# [SOLVED] Can poor power supply cause performance loss?



## u551 (Sep 6, 2007)

I built this computer from leftover parts like a week ago, and its running fine without any shutdowns, reboots, bsods, etc. However I'm getting very low fps on some games (like CSS, COD2 etc), that I think should work way better even with craprig like this.

Can't figure any reason for this except the fact that I'm not sure about the power supply, which I got from a friend. The PSU has absolutely no stickers or text so I got no idea about brand or wattage (except that the friend said its 250W, which I doubt).

I've heard that lack of power could cause overheating, which then could result in system lowering its performance to maintain state of coolness. This aint the case. I've monitored cpu and gpu temperatures while playing and they never get too high (cpu, AthlonXP2800+, stays under 50c and gpu, radeonx800pro, under 35c).

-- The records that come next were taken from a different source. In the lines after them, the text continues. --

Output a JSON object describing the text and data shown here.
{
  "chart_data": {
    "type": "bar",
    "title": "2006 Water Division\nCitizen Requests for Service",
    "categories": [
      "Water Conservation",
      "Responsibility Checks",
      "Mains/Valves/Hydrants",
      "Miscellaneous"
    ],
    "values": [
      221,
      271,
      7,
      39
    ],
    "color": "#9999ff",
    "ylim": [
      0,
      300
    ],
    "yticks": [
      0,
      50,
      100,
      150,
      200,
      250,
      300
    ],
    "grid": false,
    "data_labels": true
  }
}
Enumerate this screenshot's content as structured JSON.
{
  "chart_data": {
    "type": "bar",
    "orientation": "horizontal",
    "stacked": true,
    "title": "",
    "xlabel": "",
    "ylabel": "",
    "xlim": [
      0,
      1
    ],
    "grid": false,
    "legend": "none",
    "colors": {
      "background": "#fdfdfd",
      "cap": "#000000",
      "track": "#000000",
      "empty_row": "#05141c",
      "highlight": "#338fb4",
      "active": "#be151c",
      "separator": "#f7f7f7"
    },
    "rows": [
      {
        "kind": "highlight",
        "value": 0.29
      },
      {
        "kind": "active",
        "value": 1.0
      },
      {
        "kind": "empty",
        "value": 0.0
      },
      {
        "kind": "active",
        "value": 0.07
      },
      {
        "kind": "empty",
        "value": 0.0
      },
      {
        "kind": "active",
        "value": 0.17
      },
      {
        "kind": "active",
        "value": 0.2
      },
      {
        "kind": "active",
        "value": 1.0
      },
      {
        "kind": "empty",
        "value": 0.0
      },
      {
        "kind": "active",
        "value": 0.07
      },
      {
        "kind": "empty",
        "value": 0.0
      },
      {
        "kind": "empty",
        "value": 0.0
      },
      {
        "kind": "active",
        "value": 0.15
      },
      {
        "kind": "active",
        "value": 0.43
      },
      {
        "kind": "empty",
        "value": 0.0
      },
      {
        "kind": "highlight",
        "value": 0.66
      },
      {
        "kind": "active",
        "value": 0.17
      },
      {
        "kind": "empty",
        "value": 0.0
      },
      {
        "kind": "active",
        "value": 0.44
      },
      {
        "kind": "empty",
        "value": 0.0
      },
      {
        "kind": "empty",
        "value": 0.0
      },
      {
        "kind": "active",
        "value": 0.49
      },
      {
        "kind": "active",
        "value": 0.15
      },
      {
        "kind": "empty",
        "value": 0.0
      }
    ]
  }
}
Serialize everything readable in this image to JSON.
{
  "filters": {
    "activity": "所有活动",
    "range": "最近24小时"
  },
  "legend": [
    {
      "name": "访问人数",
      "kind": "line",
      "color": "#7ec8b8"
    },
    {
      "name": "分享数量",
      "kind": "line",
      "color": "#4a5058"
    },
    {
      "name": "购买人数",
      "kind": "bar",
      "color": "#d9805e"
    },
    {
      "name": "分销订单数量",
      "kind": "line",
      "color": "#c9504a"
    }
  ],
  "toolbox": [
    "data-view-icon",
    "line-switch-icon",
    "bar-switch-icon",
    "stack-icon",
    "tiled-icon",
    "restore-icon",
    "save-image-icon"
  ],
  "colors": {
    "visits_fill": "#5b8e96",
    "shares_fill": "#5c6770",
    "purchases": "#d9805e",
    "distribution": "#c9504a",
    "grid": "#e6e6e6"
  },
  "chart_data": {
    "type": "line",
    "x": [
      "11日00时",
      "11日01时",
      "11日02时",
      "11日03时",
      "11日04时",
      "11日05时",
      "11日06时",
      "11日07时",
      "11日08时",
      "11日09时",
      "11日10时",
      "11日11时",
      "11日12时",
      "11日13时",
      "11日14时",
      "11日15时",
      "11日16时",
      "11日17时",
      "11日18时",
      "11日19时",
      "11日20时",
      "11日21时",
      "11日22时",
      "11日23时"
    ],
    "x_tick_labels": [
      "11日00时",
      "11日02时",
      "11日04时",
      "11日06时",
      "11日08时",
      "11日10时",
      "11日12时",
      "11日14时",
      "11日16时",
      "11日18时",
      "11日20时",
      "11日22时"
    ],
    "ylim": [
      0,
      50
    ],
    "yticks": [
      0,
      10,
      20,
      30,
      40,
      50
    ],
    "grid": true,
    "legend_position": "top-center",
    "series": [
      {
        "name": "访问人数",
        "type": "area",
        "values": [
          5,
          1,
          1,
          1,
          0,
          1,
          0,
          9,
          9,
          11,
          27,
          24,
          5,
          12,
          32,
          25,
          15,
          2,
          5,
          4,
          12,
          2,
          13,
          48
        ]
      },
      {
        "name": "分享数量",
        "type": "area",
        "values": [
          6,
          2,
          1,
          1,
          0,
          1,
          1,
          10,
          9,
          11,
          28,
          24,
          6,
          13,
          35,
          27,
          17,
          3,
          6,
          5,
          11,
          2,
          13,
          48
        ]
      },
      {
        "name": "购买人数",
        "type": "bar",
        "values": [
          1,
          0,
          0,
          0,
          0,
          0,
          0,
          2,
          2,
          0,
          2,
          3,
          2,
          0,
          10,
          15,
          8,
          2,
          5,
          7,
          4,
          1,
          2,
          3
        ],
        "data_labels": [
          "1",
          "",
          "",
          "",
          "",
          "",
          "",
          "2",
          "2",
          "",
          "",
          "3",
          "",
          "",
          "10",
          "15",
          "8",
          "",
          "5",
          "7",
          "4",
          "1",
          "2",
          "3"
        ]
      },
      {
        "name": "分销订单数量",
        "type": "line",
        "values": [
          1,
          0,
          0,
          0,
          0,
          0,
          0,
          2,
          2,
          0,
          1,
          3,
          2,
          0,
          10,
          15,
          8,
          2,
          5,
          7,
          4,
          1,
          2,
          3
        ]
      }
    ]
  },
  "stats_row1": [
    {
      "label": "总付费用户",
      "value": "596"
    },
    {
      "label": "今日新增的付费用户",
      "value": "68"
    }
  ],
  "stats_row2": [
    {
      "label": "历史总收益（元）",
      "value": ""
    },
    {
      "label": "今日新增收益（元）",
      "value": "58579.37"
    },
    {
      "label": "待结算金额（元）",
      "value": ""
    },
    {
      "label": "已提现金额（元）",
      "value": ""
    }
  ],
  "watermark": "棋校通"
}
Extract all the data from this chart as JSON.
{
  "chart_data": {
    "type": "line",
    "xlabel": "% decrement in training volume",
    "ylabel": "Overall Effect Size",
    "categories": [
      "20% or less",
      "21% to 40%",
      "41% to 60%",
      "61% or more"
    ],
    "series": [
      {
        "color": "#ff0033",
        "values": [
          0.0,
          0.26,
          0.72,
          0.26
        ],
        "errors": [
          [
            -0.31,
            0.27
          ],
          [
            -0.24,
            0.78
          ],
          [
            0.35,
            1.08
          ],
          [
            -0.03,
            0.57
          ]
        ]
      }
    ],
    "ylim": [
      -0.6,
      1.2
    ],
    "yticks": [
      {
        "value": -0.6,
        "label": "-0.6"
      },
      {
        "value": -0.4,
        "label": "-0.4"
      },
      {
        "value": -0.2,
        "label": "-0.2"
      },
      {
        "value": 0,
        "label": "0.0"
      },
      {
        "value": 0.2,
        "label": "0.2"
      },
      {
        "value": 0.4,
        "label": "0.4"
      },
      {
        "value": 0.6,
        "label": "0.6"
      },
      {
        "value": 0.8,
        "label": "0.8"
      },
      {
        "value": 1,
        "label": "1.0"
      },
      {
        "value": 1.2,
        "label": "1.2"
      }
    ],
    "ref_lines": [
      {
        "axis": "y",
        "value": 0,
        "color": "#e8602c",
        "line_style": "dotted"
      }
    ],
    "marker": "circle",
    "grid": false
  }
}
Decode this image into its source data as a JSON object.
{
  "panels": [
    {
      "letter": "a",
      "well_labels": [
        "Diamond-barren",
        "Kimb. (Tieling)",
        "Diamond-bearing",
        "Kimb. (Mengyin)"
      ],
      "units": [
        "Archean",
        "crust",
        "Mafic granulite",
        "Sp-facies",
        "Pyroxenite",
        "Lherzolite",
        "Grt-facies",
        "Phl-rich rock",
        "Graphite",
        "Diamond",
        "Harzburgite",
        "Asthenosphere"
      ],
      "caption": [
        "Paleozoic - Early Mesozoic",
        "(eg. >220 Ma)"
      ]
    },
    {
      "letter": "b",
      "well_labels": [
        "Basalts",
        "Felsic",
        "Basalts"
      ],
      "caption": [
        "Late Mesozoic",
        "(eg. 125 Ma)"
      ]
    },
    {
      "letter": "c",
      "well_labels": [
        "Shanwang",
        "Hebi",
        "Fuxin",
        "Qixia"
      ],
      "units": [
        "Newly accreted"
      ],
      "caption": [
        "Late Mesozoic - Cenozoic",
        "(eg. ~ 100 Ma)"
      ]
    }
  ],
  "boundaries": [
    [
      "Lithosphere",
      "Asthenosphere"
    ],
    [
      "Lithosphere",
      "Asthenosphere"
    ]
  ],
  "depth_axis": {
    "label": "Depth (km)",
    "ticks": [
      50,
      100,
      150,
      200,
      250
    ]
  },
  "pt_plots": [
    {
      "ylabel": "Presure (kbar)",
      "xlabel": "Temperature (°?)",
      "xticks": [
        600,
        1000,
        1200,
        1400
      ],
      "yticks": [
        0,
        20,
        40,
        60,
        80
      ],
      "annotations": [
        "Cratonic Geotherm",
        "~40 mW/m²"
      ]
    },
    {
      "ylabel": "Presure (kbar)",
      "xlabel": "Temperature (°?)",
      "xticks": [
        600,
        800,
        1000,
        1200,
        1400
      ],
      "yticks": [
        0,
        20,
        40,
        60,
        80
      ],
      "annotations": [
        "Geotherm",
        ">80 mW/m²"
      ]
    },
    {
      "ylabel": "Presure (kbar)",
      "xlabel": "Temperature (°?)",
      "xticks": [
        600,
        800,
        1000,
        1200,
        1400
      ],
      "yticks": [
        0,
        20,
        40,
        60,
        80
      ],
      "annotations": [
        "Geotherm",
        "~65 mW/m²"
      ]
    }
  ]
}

Is it possible that inefficient PSU would cause performance loss in some other way?


----------



## blackduck30 (Sep 7, 2004)

*Re: Can poor power supply cause performance loss?*

well to start with I think the x800pro requires a 300W+ power supply so you are behind the 8 ball to start with if you do indeed have a 250W unit. I think that could very well be one of the main factors of your poor performance, sort of like running a 12V battery drill with a 9V battery, the drill is still going turn but not like it is supposed to.
The other factor to consider is also if it is a generic power supply it will not be putting out anywhere near what it is supposed to and then you factor age into it and it is producing even less.
ATI say 300W min, I would be considering 400 to 450W and then from a respectable manufacturer


----------



## u551 (Sep 6, 2007)

*Re: Can poor power supply cause performance loss?*

I bought new 400W power but it has 24pin ATX connector and motherboard has 20pin thing. I know I could get an adapter for this, but it's raining outside at the moment and the connector fits the socket, just has the 4 pins left over. Is it dangerous to turn the power on like this? Do I need the adapter?


----------



## speedster123 (Oct 18, 2006)

*Re: Can poor power supply cause performance loss?*

BlackDuck is correct, a weak supply could very well cause performance loss.
You can use that supply with the pins overhanging.


----------



## u551 (Sep 6, 2007)

*Re: Can poor power supply cause performance loss?*

Succesfully installed the new psu and some ram. Didn't notice much performance boost but this one is much quieter than the old, which btw WAS 250watts (found small carving on it). Thank you both for help.


----------



## speedster123 (Oct 18, 2006)

*Re: Can poor power supply cause performance loss?*

Come back again
:wave:


----------



## linderman (May 20, 2005)

I have seen gamers pick up twice as many FPS (frames per second) when upgrading to a good high quality PSU when they were using a junker


same with the cpu .... if it doesnt get enough power it will heat up from low amperage resistance which will put the cpu in a throttle back safety situtation


----------